Wednesday, January 11, 2017

Home-working and its contribution to the environment...

Two recent events have highlighted - and it is to be hoped changed the minds of governments and citizens - about the need to encourage more homeworking as a part- or full-time option. The two events are of course the serious air pollution in Paris and some other French cities, and disruption of the London Underground and commuter rail networks.

In Paris and other French cities, the levels of air pollution have led to bans on inner city driving (alternative days for odd and even numbered vehicles), speed restrictions and other controls such as banning older vehicles (already operated in Paris) and on diesel powered vehicles. Meanwhile there is a serious 'flu epidemic with hospitals reporting crisis conditions and the concelling of many scheduled operations.

The sight of literally millions of commuters trying to reach their jobs in Central London was sad to behold - mile long traffic jams, near riot conditions to get on to a bus or the occasional comuuter train or Underground service, and literally hours spent getting from into and from work.

Much of the pain could be alleviated and many lives improved if more people were allowed/prepared to work from home, fulfilling remotely the tasks performed on a comuter that could be done at home and do not require daily travel to the office. In an earlier post (see below) I looked at the rise in (temporary) office sharing and concluded from the evidence that daily physical contact with one co-workers was not necessary.

Nor is it the case that home-working necessarily means retiring to the countryside and 'dropping out' of society (as we said in the 1960s). I have worked at/from home all my life, long before the invention of the computer,  as a writer/consultant/visting lecturer in both Paris and Central London . My clients were generally local (walking distance from home) or involved a journey out of town - travelling in the opposite direction to the commuters pouring into the capital. I gave up my car in Central London due to high parking fees and the hours wasted trying to find a designated residents' parking space. My salvation was the opening of a national car rental company in the basement garage of where I lived and the luxury of a new, clean car whenever I needed one. Over a twelve month period the costs were much lower than owning.

Two other life-changers were the opening of Euruostar service to Bussels (from Waterloo, walking distance from my home), after years of uncertain ferries, hovercrraft and airline trips; and the arrival of the mobile phone which became my travelling office, together with any hotel lobby near to the Berlaymont Building, home of the European Commission.
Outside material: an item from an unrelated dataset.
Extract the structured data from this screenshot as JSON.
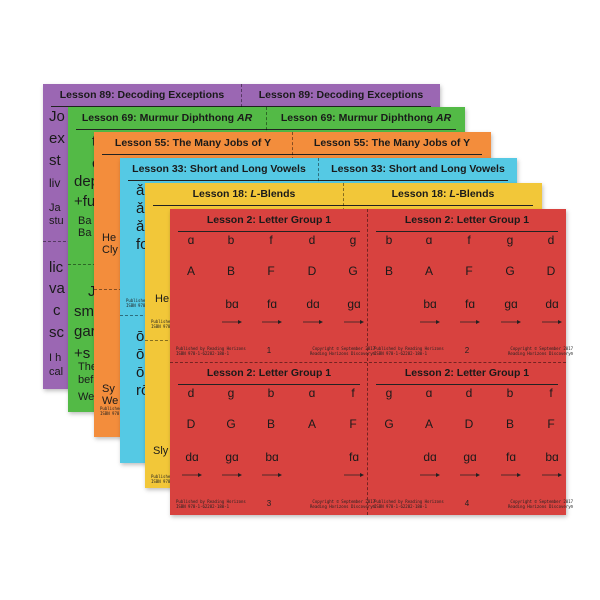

Central Paris is a more manageable size, with most meetings within walking distance of my home or using the efficient Metro/RER services and French Rail for out-of-town visits using the TGV services which are much lower priced than in Britain - even in first class. Comparatively few Central Paris dwellers own a car, which tended to be use only at weekends to drive to the (usully inherited) country cottage/second home. Now there are organised car pools and journey-sharing websites and - suprisingly late compare with Britain - a growing networdk of long-distance bus services.

Finally, communication and the internet have revolutionised the way we work. Even in the seventies and eighties the only 'on-line' information service I used was Dialog, based in Palo-Alto  (California) which required a keyboard send/receive terminal connected to a special phone line, which put me in touch with a library of citations. Search results  had then to be ordered and sent in printed form by post from the USA!

Given the enormous advances in online commications, which are continuing, and the availability of sources such as Wikipedia, there is no reasonswhy many more of us should not be working from home!